Whole packets with their heads (30022001 00 00 00 00) or only the data parts (00 00 00 00) and what about NOPs (20 00 00 00) are they involved?

I was trying to compute crc from all data, all data w/o nops, only the data parts but with no luck...

Antonin Kriz

All,

For those working to use your own AES256 decryption software for decrypting the bitstream, sorry I can't be of more help.

I have been told what I have related here (generally how to do it).

I haven't done it myself, but I certainly trust our test benches which show it is being done, and I also trust those who have independently verified it (No Such Agency, etc.) and are happy.

I will find out which CRC we are using, and post here later.

I believe it is a 32 bit CRC, but there is more than one "standard" 32 bit CRC out there, so I will find which polynomial is used.

I think it is also important to know what the CRC covers for the bitstream (config frames+?+overhead?+commands?).

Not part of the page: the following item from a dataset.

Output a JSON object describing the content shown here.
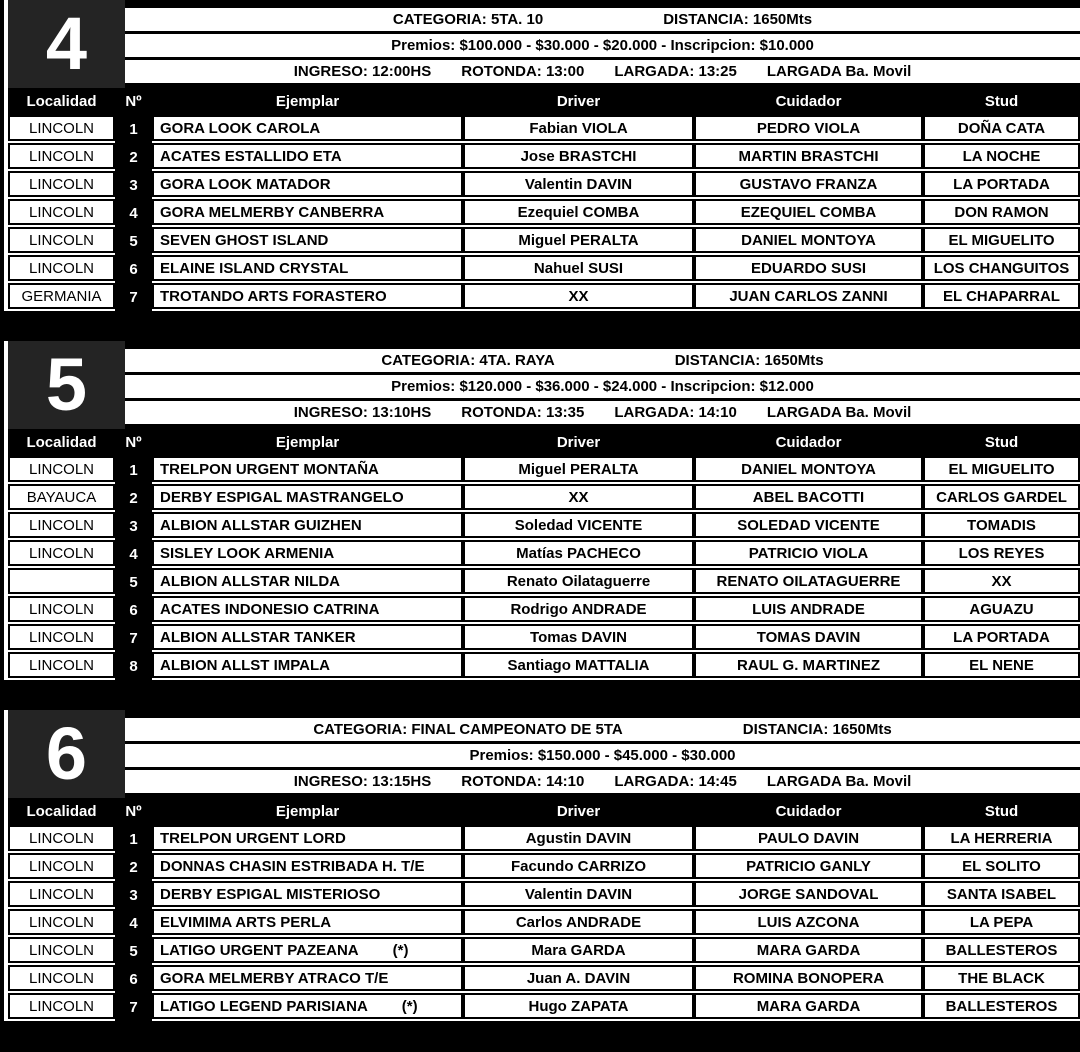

It may be you have to run bitgen on the commond line, and specify every possible option (yea or nay), so that the encrypted, and unencrypted differ only in the encryption. Not sure if this is done through the gui if the options are identical with the exception of the encryption.

Austin

The CRC32 used internally is not a standard.

Austin

That's unfortunate. I can't imagine why a standard CRC polynomial wouldn't have been used.

I wrote a brute-force CRC polynomical finder in C a few years ago:

More recently someone wrote another more general brute-force CRC parameter finder in Perl:

I doubt that either program would be practical to find a 32-bit CRC polynomial, though.